The above code simply tells Spark to read four parquet files in each micro batch (trigerred every 1 second). Afterwards, we create two writestream which each of them has different batch processor.

However, the above code failed when I tried to execute it. Only one writestream that was executed (df_sink_a).

Turned out that there’s indeed a way to execute multiple stream queries (writestream) in a single Spark session. Here’s what is written in the documentation itself:

You can start any number of queries in a single SparkSession. 
They will all be running concurrently sharing the cluster resources. 
You can use sparkSession.streams() to get the StreamingQueryManager (Scala/Java/Python docs) that can be used to manage the currently active queries.

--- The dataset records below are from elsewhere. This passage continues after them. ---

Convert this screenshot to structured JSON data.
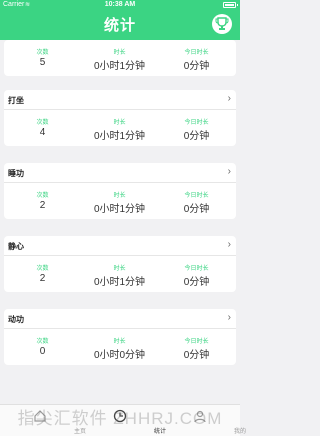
{
  "statusbar": {
    "carrier": "Carrier",
    "wifi": "≋",
    "time": "10:38 AM"
  },
  "navbar": {
    "title": "统计"
  },
  "labels": {
    "count": "次数",
    "duration": "时长",
    "today": "今日时长"
  },
  "chevron": "›",
  "cards": [
    {
      "category": "",
      "count": "5",
      "duration": "0小时1分钟",
      "today": "0分钟"
    },
    {
      "category": "打坐",
      "count": "4",
      "duration": "0小时1分钟",
      "today": "0分钟"
    },
    {
      "category": "睡功",
      "count": "2",
      "duration": "0小时1分钟",
      "today": "0分钟"
    },
    {
      "category": "静心",
      "count": "2",
      "duration": "0小时1分钟",
      "today": "0分钟"
    },
    {
      "category": "动功",
      "count": "0",
      "duration": "0小时0分钟",
      "today": "0分钟"
    }
  ],
  "tabs": [
    {
      "label": "主页",
      "icon": "home-icon"
    },
    {
      "label": "统计",
      "icon": "stats-clock-icon"
    },
    {
      "label": "我的",
      "icon": "profile-icon"
    }
  ],
  "watermark": "指尖汇软件 ZHHRJ.COM",
  "colors": {
    "accent": "#3bd483",
    "background": "#f1f1f3"
  }
}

And the way to enable this multiple streaming queries is by applying sparkSession.streams.awaitAnyTermination() instead of dataframe.awaitTermination() applied to each writestream. Since we want these multiple streaming queries to run concurrently, we use StreamingQueryManager class instead of StreamingQuery class.

So here’s the updated solution.

df_query_a = df \
    .writeStream \
    .outputMode('append') \
    .trigger(processingTime='1 seconds') \
    .foreachBatch(lambda df, epoch_id: process_batch_query_a(df, epoch_id)) \
    .start()

df_query_b = df \
    .writeStream \
    .outputMode('append') \
    .trigger(processingTime='1 seconds') \
    .foreachBatch(lambda df, epoch_id: process_batch_query_b(df, epoch_id)) \
    .start()

# long-running until one of the queries is terminated
spark.streams.awaitAnyTermination()

However, although sparkSession.streams.awaitAnyTermination() enables all the queries run concurrently, the whole streaming queries will be terminated once a query stops. I think this behaviour might not be suitable for certain cases where each streaming query is independent from each other.

In addition, creating two writeStream (streaming queries) like we did above means that the stream source will be read twice (one for each streaming query).

So how to make the whole streaming process still run even though there’s a failure in one of the queries?

I think we could leverage foreachBatch approach as the work around. However, we should use this approach with certain assumptions, such as we don’t care about the trigger time, we use the same output mode, and so forth.

Here’s the code snippet.

def process_batch(df, epoch_id):
    # sink to the first location
    
    # sink to the second location
    


df = df \
    .writeStream \
    .outputMode('append') \
    .trigger(processingTime=1 seconds') \
    .foreachBatch(lambda df, epoch_id: process_batch(df, epoch_id)) \
    .start()

df.awaitTermination()

Using the above approach, we only create one streaming query for multiple sinks. Additionally, we don’t need to re-read the same stream source all over again.

One thing left is to evaluate the performance of both approaches.